3.1 Digital Signal Processor
A Digital Signal Processor (DSP) is used to perform speech and audio processing. The advanced speech features, such as AES and NR are inbuilt. To reduce nonlinear distortion and to help echo cancellation, an outgoing signal level to the speaker is monitored and adjusted to avoid saturation of speaker output or microphone input. In addition, adaptive filtering is applied to track the echo path impulse in response to provide echo free and full-duplex user experience.
The following figures illustrate the processing flow of speaker phone applications for speech and audio signal processing.
The DSP core consists of three computational units (ALU, MAC, and Barrel Shifter), two data address generators, PMD-DMD bus exchanger, program sequencer, bi-directional serial ports (SPORT), DMA controller, interrupt controller, programmable I/O, on-chip program, and on-chip data memory.

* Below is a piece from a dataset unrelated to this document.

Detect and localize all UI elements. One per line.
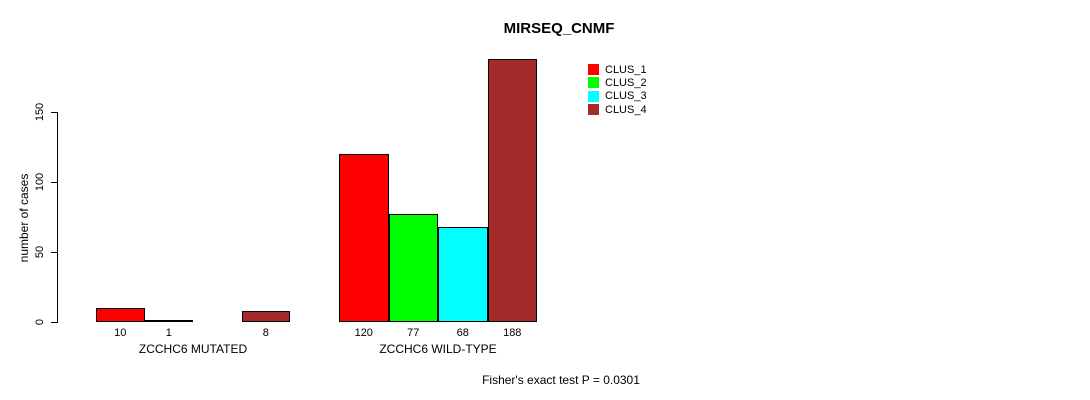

The DSP memory subsystem defines the address ranges for the following addressable memory regions:
- Program space
- 96 KB of Program RAM
- 12 KB of Patch RAM
- 64 KB of Coefficient RAM
- Data space
- 96 KB of Data RAM
- I/O Space
- Memory-mapped registers
The DSP core implements a modified Harvard architecture in which data memory stores data and program memory stores both instructions and data (coefficients).